Learning builds trust
It is interesting to me how defensiveness functions in an environment where the goal is to shift towards equity and inclusion. Defensiveness is a natural and human reaction, but it often functions in the exact opposite way than we intend and would like.
Perhaps within a hierarchical environment, defensiveness helps us maintain power by shutting down feedback or criticism that feels like an attack. We maintain credibility and trust by being able to shoot down other perspectives, thus proving ourselves to be “right.” In academia, you are expected to literally defend your thesis. It’s a pretty standard format in debate, courts of law, art school critiques and… well, pretty much everything.
However, when we shut down feedback, especially from a position of power, we’re also shutting down inclusion.
Therefore, within the context of inclusion, defensiveness often causes a loss in credibility and trust, especially although not exclusively with those less proximate to power.
This is particularly damaging when you have been saying that you’re committed to inclusion - it’s a double whammy because now not only are you obstructing inclusion, but you’re also coming across as inauthentic at best, and a hypocrite at worst, however unintentional.
This can be really confusing and disorienting for leaders at every level. We talked last week about what it takes to be an equitable and inclusive leader - being able to mitigate our own defensive reactions is a big one. I can’t over-stress the importance of this.
I know it can be easy for us as DEI consultants to celebrate feedback when it isn’t about us - we try to acknowledge that. However, let me say that I too have had to really practice and learn how to receive feedback myself, how to not take it personally, and how to resource myself to receive so I am less likely to take it personally. Being able to receive feedback is a muscle we have to develop.
For example, we have feedback surveys after almost every workshop we facilitate, and I have learned to turn off the email notifications from those surveys so I don’t accidentally get caught by surprise with feedback when I’m in the middle of something else. Instead, we have the results piped into a spreadsheet that I look at intentionally when I have the time and bandwidth.
Reading the responses in a spreadsheet also gives me some critical distance - when I receive the results via email, it feels like the person is directly emailing me and so it feels a lot more personal, even when it isn’t.
Mitigating defensiveness is critical… but it also brings to question, what should we do instead?
I had an aha moment this week via a few conversations that crystalized for me something that has been a theme since college: learning builds trust.
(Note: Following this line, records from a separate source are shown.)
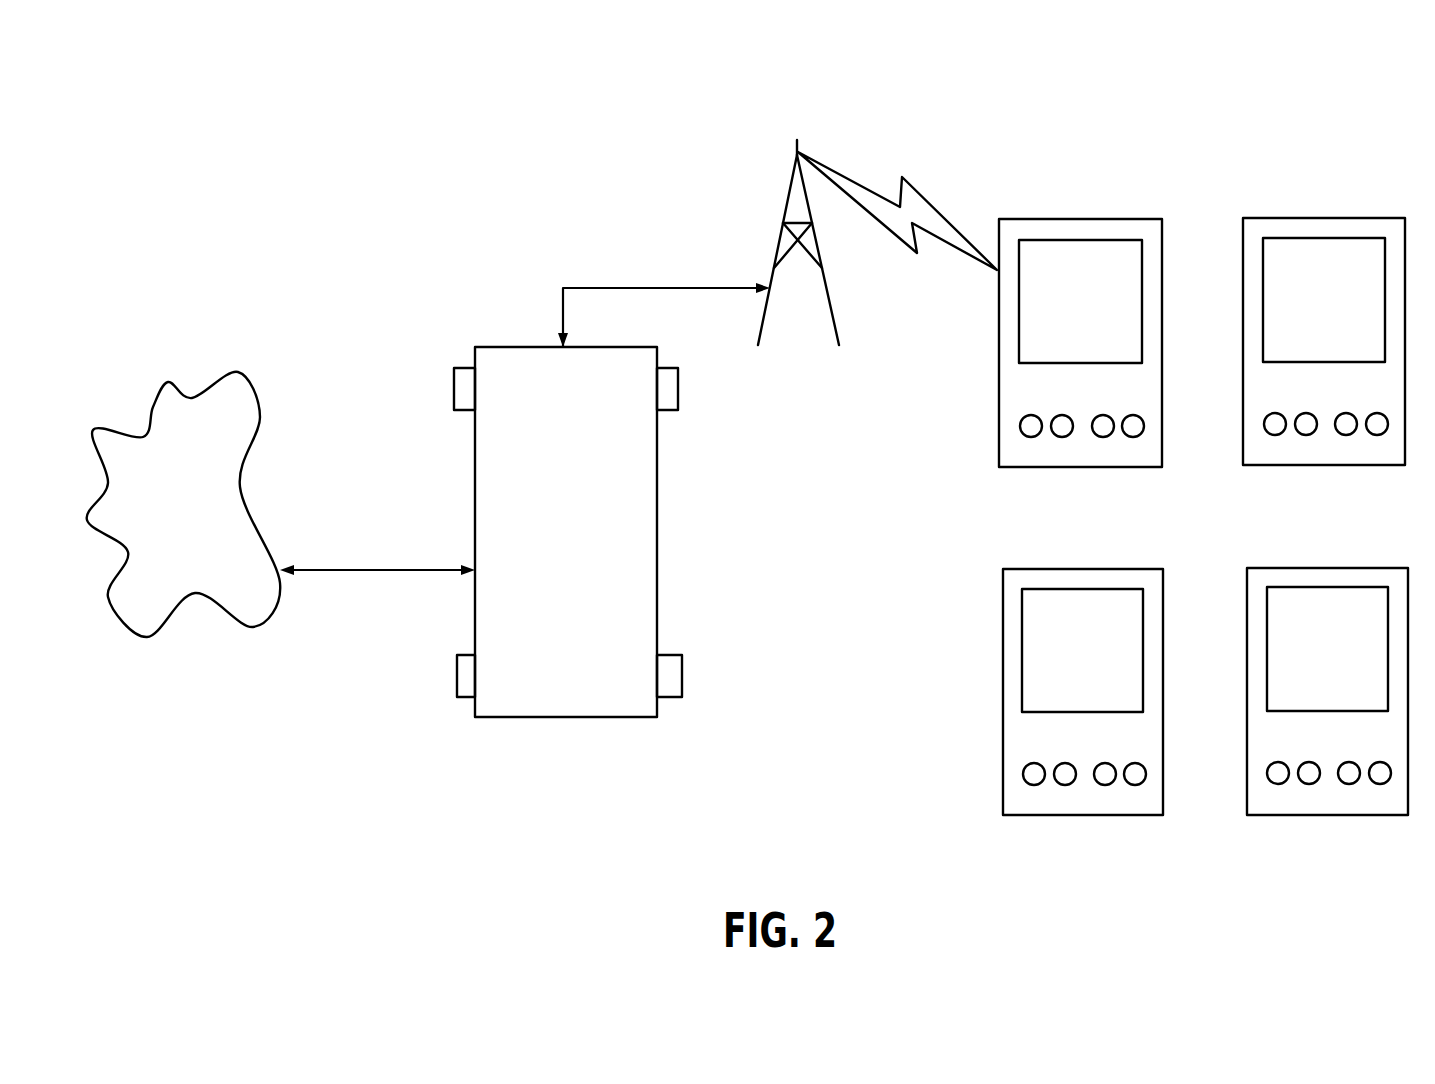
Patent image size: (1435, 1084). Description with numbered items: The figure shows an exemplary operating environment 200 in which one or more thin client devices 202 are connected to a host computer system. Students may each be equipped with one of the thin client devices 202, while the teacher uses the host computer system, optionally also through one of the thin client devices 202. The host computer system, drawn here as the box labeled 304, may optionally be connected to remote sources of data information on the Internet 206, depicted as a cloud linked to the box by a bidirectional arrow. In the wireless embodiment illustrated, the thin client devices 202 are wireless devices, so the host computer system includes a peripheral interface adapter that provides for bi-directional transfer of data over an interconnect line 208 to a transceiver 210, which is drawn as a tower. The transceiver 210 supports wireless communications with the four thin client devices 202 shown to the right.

The operating environment 200 is at (455, 172).
The thin client devices 202 is at (1123, 218).
The Internet 206 is at (253, 390).
The interconnect line 208 is at (665, 287).
The transceiver 210 is at (788, 203).
The server 304 is at (597, 717).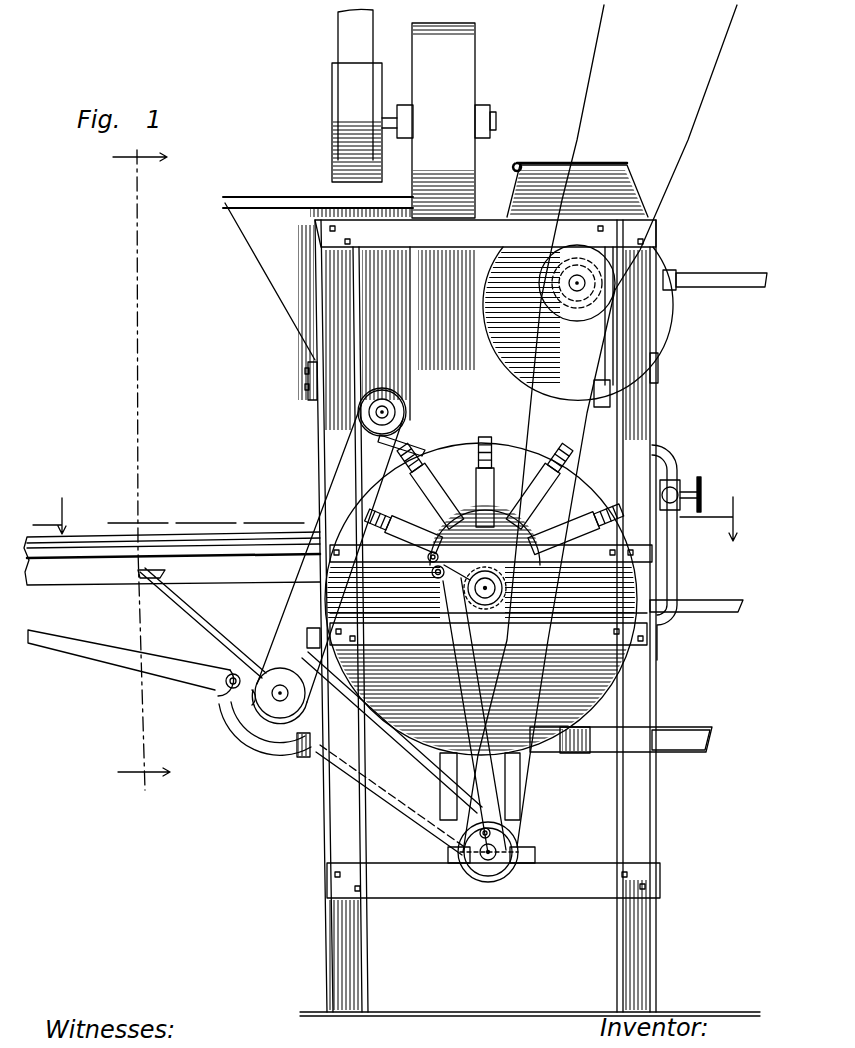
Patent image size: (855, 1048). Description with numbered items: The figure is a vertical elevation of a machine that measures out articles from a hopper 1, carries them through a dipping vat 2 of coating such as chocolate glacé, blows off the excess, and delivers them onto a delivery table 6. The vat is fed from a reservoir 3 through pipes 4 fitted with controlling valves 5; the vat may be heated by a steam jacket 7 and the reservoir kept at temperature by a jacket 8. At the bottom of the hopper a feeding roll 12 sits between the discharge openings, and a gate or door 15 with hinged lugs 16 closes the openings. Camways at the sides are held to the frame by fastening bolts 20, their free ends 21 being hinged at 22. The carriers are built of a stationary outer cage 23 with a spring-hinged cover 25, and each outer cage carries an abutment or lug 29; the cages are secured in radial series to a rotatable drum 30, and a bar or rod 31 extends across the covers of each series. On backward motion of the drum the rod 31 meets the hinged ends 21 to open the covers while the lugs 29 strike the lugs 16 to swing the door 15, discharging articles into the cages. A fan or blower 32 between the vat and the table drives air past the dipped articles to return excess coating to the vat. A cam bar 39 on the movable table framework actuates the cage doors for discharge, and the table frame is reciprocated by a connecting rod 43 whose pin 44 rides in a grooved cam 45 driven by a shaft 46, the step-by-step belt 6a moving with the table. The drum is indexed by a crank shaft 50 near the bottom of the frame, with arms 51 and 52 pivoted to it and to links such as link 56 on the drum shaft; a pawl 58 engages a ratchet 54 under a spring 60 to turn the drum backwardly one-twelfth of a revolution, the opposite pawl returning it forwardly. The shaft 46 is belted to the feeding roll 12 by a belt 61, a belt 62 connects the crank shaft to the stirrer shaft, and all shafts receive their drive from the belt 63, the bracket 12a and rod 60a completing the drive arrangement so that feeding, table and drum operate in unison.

The hopper 1 is at (278, 300).
The dipping vat 2 is at (529, 618).
The reservoir 3 is at (141, 472).
The pipes 4 is at (677, 555).
The controlling valves 5 is at (705, 478).
The delivery table 6 is at (77, 552).
The belt 6a is at (90, 540).
The steam jacket 7 is at (568, 753).
The jacket 8 is at (657, 222).
The feeding roll 12 is at (405, 392).
The pulley bracket 12a is at (412, 420).
The gate or door 15 is at (448, 440).
The lugs 16 is at (404, 531).
The fastening bolts 20 is at (365, 520).
The free ends of the guides 21 is at (405, 522).
The hinge 22 is at (395, 500).
The stationary outer cage 23 is at (470, 480).
The cover 25 is at (480, 440).
The abutment or lug 29 is at (486, 450).
The rotatable drum 30 is at (470, 498).
The bar or rod 31 is at (566, 488).
The fan or blower 32 is at (472, 66).
The cam bar 39 is at (427, 557).
The connecting rod 43 is at (95, 655).
The pin 44 is at (228, 688).
The grooved cam 45 is at (260, 754).
The shaft 46 is at (276, 697).
The crank shaft 50 is at (486, 862).
The arm 51 is at (565, 760).
The arm 52 is at (462, 696).
The ratchet 54 is at (486, 610).
The link 56 is at (436, 592).
The pawl 58 is at (485, 577).
The spring / belt 60 is at (485, 535).
The connecting rod 60a is at (400, 812).
The belt 61 is at (318, 498).
The belt 62 is at (536, 400).
The belt 63 is at (692, 126).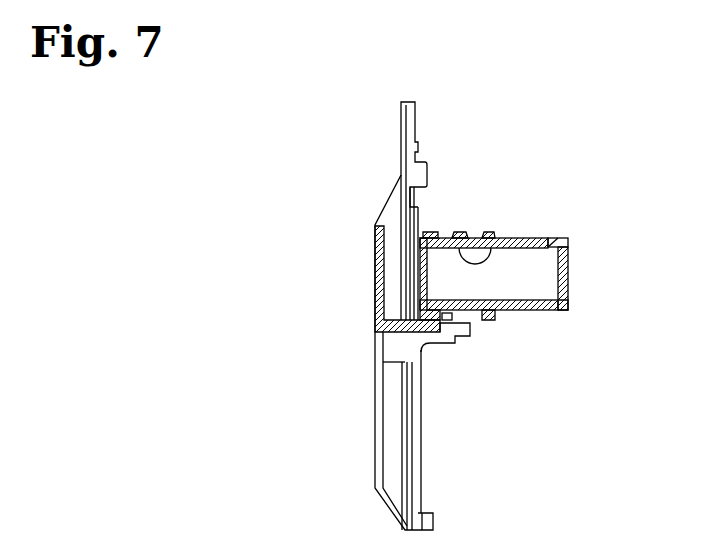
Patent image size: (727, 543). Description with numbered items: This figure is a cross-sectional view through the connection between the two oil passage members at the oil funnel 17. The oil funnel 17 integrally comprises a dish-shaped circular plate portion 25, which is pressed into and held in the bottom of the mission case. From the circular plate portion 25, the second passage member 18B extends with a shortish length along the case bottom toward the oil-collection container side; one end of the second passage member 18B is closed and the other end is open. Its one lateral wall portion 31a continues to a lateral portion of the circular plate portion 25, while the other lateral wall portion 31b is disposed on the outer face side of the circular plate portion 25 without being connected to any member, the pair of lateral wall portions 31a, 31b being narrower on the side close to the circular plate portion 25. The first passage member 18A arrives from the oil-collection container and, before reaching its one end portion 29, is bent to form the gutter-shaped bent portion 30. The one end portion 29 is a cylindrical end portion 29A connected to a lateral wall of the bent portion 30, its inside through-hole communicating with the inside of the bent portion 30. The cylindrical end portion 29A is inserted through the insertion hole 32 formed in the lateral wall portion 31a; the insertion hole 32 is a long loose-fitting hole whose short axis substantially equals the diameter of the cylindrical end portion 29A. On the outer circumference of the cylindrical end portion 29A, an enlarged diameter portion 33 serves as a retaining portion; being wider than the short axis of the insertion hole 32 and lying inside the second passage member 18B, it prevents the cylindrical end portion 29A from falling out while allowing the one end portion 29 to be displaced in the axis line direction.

The oil funnel 17 is at (333, 431).
The circular plate portion 25 is at (377, 420).
The first passage member 18A is at (555, 310).
The second passage member 18B is at (373, 265).
The one end portion 29 is at (556, 362).
The cylindrical end portion 29A is at (483, 320).
The bent portion 30 is at (570, 265).
The lateral wall portion 31a is at (457, 232).
The lateral wall portion 31b is at (372, 293).
The insertion hole 32 is at (497, 245).
The enlarged diameter portion 33 is at (445, 333).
I never put it quite so succinctly before though, but it came to me as I was reading “The First 90 Days” by Michael Watkins. I don’t usually read or recommend white guy business books these days, but my coach recommended this book as we transition some team members into new roles. This book is not about DEI or inclusion at all, but about how leaders can transition successfully into new companies and/or roles. I’ve only read the first couple of chapters, but one of the big messages is that the first order of business for a leader in a new role is to LEARN, and that this is the fastest path to being able to make good decisions.
In fact, Watkins proposes that the two priorities in a new role should be “focused learning” and “effective relationship building.” I would say that focused learning helps to build the trust necessary for effective relationship building.
Of course, this doesn’t meant that you leave your perspective and experience at the door - if you went to see a doctor and they explained that they were just learning how to be a doctor, that would not build trust. But if they started out by learning about you and what you were experiencing in order to know how to draw from their experience in order to meet your needs rather than jumping to conclusions? THAT would build trust.
It’s the listening and learning that allows you to direct your perspective and experience effectively.
This is not just the case when you are starting out in a new role. Learning builds trust in leaders at every level at any time. I would argue that it should build trust in anyone. And yes, listening is an important part of learning, but learning is when you demonstrate that you didn’t just hear but that you integrated what you learned into your approach. That doesn’t mean you have to follow every suggestion you get, but sharing takeaways helps to foster a culture of learning and a growth mindset, modeling that it is ok not to have the answer, not to be perfect, and that mistakes and “failure” provide important lessons from which to build towards success.
This builds inclusion, which builds trust (and vice versa).
And by the way, it’s not enough to just say that you’re not perfect and that you make mistakes and are learning - I’ve seen leaders do this and it can still come across as lip service if you don’t also share concretely and transparently about WHAT you are learning and HOW you are putting it into practice.
Learning builds trust.
And yes, it is counterintuitive to the way most of us are socialized to hide “weaknesses” like not knowing something, making mistakes, or evolving our thinking.
However, change requires that we do things differently. Are you in?
How could you operationalize learning into your business practices?